See also this README for further information (section .stm files)
Processing a collection of files in SPRaak requires a corpus (or segmentation) file
A corpus files list the files (or parts thereof) and their content (orthographic description). Files in SPRaak are suposed to have a header (you can specifiy an external header if the file just contains raw data). The header start with the "magic" string ".spr", then continues with a set of "key" "value" value pairs, and ends with a line containing a single "#. The data start directly after the "#" (and newline character).
A corpus file contain ASCII based data (filename + orthographic description + time info + optional extra info), and had the following mandatory fields:
- field1: file name without source path of the databased and without extension; this allows reusing the same corpus file for listing the wav-files or various versions of processed data
use
-
if the next line describes the same file (e.g. when describing each sentence in a seperate line) - field2: orthograpic description (words are sperated by '_')
- field3+4: begin and end time of the sentence (just a chunk of the signal) time can be
- start frame (by default 10msec frames) and length in number of frames (integers); this is the default;
note: the key FSHIFT can be used to redefine the default frame period of 0.01 seconds (10msec)
- begin time and end time in seconds (floating point value); add the "TIMEBASE CONTINUOUS" to the header if you want to use this convention
note: use -1 to indicate "till the end of the file" (both when using the frame indices or when using the time in seconds)
- field5... optional fields; you may want to split the data per speaker and add the speaker ID as 5th field (will be needed when doing speaker normalisation)!
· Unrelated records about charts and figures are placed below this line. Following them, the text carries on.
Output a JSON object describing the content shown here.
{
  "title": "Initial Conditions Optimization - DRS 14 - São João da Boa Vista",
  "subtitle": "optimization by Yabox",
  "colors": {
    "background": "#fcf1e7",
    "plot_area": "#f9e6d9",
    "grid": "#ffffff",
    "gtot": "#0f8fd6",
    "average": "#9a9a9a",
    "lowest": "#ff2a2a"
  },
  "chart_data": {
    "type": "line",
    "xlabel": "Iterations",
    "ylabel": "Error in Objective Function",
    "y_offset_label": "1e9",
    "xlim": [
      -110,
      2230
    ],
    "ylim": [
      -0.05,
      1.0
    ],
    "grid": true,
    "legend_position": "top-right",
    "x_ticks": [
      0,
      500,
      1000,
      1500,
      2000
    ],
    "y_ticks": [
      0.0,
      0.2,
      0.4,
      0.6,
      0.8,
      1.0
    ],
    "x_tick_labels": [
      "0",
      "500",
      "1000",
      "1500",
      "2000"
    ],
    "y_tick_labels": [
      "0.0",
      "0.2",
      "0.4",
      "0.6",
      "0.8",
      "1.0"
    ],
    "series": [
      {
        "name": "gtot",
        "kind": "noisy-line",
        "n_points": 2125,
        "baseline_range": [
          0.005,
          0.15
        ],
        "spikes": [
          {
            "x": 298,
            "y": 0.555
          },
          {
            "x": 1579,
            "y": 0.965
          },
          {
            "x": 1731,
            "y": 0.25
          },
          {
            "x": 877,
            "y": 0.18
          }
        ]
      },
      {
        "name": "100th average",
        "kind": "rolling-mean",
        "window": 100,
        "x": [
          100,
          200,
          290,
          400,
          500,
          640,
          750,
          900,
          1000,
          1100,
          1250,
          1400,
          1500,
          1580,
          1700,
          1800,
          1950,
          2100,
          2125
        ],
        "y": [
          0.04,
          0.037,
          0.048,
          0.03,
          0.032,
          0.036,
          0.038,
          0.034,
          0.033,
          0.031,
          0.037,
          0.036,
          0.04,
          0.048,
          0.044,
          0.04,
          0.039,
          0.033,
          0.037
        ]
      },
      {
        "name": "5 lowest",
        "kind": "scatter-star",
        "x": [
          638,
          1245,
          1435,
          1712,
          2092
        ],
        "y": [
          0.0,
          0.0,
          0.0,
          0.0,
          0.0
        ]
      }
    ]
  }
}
To ease the installation a Dockerfile was made to create a container withholding the SPRaak tool. Just follow the succeeding commands and you will be fine.
First you need to build an image from that dockerfile with:
docker image build -t $USER/spraak .
Run the container in an interactive mode (terminal) with a volume mounted (most likely the directory in which the speech files are stored).
docker run -ti -v "$PWD/os_volume_path":/container_path $USER/spraak bash
To be able to interact with the spr_
API, run this command:
source /etc/profile
If you want to do a quick check if everything works, just run:
printf '@1+1\nquit\n' | spr_cwr_main
# should print "const ans = 2"
Now, configure configure the convert_tel_data.sh script, this is located in the /SPRaak
foloder. Within this script the variables dbase
, wav_src
, and wav_tel_dst
must be set to their corresponding values (the nano texteditor is installed).
I set the variables to:
dbase=tel_db
wav_src=/ugent_data/ugent
wav_tel_dst=/ugent_data/ugent_conv_tel
Then I executed the convert_tel_data.sh which led to the following output:
root@77745bdfe6fc:/SPRaak/v1.2.395# ./convert_tel_data.sh
000000.000868 INFO main_thread.spr_stream_file_open().0 : making directory "/ugent_data/ugent_conv_tel/evaluation/wav/BN"
000127.634697 INFO main_thread.spr_stream_file_open().0 : making directory "/ugent_data/ugent_conv_tel/evaluation/wav/Documentaries"
000329.227871 INFO main_thread.spr_stream_file_open().0 : making directory "/ugent_data/ugent_conv_tel/evaluation/wav/English"
000367.714922 INFO main_thread.spr_stream_file_open().0 : making directory "/ugent_data/ugent_conv_tel/evaluation/wav/Flemish"
000401.465159 INFO main_thread.spr_stream_file_open().0 : making directory "/ugent_data/ugent_conv_tel/evaluation/wav/French"
etc ...
The corpus database file was named "tel_db.cor".